Saturday, September 24, 2011

New Facebook and Other Matters


From Dan Gillmore in today's Guardian

If you buy a refrigerator for your home, it's yours. And once installed, it's going to work the same way for the rest of its working life, letting you organise perishable food inside a cold space.
But in the world of technology, once you buy something – or, even more, become a user of a web-based service – there is a very good chance that it will change. And increasingly, the changes come with a take-it-or-leave it choice – which is to say, little to no choice at all.
This comes to mind this week as Facebook announces the latest array of changes and improvements to the social media platform that has become by far the biggest global network apart from the internet itself. Many of its users consider Facebook to be integral to their lives, but they will live with the new features – some of which sound quite useful – or they will leave. At least some of its users have already told journalists, based on some news leaks, that they are outraged.
The Facebook changes come only a couple of days after Google added many new features to its much-less-developed Google+ social networking product. Google's users welcomed the additions, but who's to say that a year from now Google won't turn the product in radical new directions.
But it's not just web-based products and services that change radically. The more a company has market power – that is, the more captive or happy its customers are with what they've been using – the more ability it has to shift directions in ways that make clear who is boss.
Consider what Apple did this summer with its new Mac OS operating system for desktop and laptop computers. Apple has been steering its business toward the iOS ecosystem it has created around mobile devices (iPhone and iPad) – a world it utterly controls. Mac OS X "Lion", as the new operating system is called, took on more iOS-like features and gave credence to some observers' belief (including mine) that Apple's long-range plan is to converge the two ecosystems.
Because I like the Mac, which gives me freedom to install what softwareI choose to install, and don't like the iOS restrictions on what software may run, that trend worries me. Moreover, I strongly dislike many of the new cosmetic and more structural features Apple has put into Lion. On the computer (not the one I use every day) where I've been testing Lion, I've had to do a series of tweaks to recover most – but not all – of the functionality I had with the previous OS. But if I buy a new Mac, I will have no alternative but to use Lion or its successor; Apple rigs its new hardware in ways that prohibit the operation of previous operating systems.
But it's Apple's ecosystem, not mine. And if I want to keep being a Mac user, I'm going to have to do it Apple's way, not mine. (I am making alternate plans, about which I'll say more here soon.)
The control-freak behavior by companies is worst when they change existing products that you've purchased and can't return.
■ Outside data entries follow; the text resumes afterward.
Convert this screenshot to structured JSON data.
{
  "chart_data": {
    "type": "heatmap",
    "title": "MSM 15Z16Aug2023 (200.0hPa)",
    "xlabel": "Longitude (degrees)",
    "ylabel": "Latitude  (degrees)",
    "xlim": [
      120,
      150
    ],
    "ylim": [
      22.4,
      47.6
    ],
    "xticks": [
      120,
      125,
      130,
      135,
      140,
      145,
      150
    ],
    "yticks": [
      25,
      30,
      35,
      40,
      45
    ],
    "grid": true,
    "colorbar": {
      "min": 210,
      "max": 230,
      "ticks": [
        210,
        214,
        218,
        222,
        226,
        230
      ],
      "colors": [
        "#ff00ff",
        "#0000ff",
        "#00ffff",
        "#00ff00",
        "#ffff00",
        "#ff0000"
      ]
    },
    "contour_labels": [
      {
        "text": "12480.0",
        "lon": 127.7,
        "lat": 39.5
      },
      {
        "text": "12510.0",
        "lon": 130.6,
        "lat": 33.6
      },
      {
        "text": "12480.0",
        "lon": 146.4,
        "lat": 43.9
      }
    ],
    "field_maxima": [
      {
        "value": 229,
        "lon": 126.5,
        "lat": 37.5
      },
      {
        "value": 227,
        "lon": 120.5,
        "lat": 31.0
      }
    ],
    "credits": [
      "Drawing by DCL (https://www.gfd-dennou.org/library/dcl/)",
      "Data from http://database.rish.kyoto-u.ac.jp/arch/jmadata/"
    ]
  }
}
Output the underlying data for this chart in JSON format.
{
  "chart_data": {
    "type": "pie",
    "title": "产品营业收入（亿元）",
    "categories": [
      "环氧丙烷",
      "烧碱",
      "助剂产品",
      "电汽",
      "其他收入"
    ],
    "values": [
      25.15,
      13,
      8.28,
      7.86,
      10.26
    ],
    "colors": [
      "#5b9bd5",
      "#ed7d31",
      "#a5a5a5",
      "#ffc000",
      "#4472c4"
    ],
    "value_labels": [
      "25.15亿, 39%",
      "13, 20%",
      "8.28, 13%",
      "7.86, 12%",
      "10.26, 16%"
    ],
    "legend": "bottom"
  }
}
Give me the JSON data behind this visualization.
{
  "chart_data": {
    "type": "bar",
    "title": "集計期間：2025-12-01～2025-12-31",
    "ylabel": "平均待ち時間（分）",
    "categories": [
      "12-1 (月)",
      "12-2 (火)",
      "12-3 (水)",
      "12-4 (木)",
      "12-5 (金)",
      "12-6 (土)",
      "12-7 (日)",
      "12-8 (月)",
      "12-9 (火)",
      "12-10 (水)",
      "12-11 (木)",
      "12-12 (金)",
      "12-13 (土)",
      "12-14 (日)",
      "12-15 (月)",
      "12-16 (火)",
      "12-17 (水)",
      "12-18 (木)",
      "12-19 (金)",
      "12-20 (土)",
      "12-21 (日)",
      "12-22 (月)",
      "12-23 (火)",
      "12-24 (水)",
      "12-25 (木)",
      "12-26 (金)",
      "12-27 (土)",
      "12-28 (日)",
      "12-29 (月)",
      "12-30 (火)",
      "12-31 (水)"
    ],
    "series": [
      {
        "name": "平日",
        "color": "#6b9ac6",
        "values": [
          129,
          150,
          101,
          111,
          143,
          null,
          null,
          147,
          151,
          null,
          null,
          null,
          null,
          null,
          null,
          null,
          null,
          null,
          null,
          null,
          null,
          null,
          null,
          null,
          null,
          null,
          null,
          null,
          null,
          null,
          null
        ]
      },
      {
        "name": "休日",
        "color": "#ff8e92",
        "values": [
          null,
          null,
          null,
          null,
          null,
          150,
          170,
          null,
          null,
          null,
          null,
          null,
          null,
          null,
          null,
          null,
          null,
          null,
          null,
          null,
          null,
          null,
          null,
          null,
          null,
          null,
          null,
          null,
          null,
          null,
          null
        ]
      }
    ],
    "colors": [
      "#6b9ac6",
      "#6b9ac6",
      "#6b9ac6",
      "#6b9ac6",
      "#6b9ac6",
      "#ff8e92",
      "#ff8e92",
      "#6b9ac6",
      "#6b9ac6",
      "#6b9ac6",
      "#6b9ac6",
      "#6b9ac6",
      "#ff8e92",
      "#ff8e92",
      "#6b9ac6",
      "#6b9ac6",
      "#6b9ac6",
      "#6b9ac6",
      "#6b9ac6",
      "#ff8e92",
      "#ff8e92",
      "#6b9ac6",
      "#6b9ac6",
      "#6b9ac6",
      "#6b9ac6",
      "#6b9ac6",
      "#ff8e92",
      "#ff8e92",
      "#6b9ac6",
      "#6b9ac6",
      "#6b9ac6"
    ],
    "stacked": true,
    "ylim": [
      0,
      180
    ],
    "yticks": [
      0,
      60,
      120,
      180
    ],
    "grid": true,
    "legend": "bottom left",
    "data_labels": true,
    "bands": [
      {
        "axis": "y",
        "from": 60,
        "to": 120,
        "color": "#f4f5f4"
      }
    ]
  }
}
The latest egregious example comes from OnStar, a communications system sold with many General Motors vehicles. The GPS-based service has been marketed primarily as a way of letting others know if you've been in an accident or otherwise need help in your car.
But OnStar can do a lot more than that. It records, among other things, just about everywhere a driver has gone, and at what speed. And last week, OnStar changed the terms of service to allow it to use customers' data in just about any way it chooses – including selling it to other companies. The uproar was deafening, especially when people realised that even if they stopped subscribing to the service, OnStar could (and would) continue to capture the data and do what it pleased with the information unless customers explicitly disabled the devices. Thecompany's assurances that it would not actually misuse the information fell on understandably sceptical ears.
We're only at the beginning of this trend, I fear. Someday soon – count on it – governments will order car makers to install software and communications "services" that give government not just the power to know where you are, but also to govern your top speed or, should it decide it needs to do this, stop your car, dead, on the highway.
The point is this: the more our products contain software – and increasingly, code is integral to the things we buy – the more likely it will be that these products are not really ours anymore. The companies that sell them (or, in the case of web services, allow us to use them) will increasingly make decisions that they can change at a whim, or a court order. Probably the most infamous example to date took place whenAmazon reached into its customers' Kindle book readers in 2009 to delete copies of – irony alert – George Orwell's 1984, which, it turned out, were being sold illegally by one of its online vendors.
I don't expect bad faith to rule. Most of the changes will be upgrades, no doubt. But we will have no choice but to accept them. That's the problem.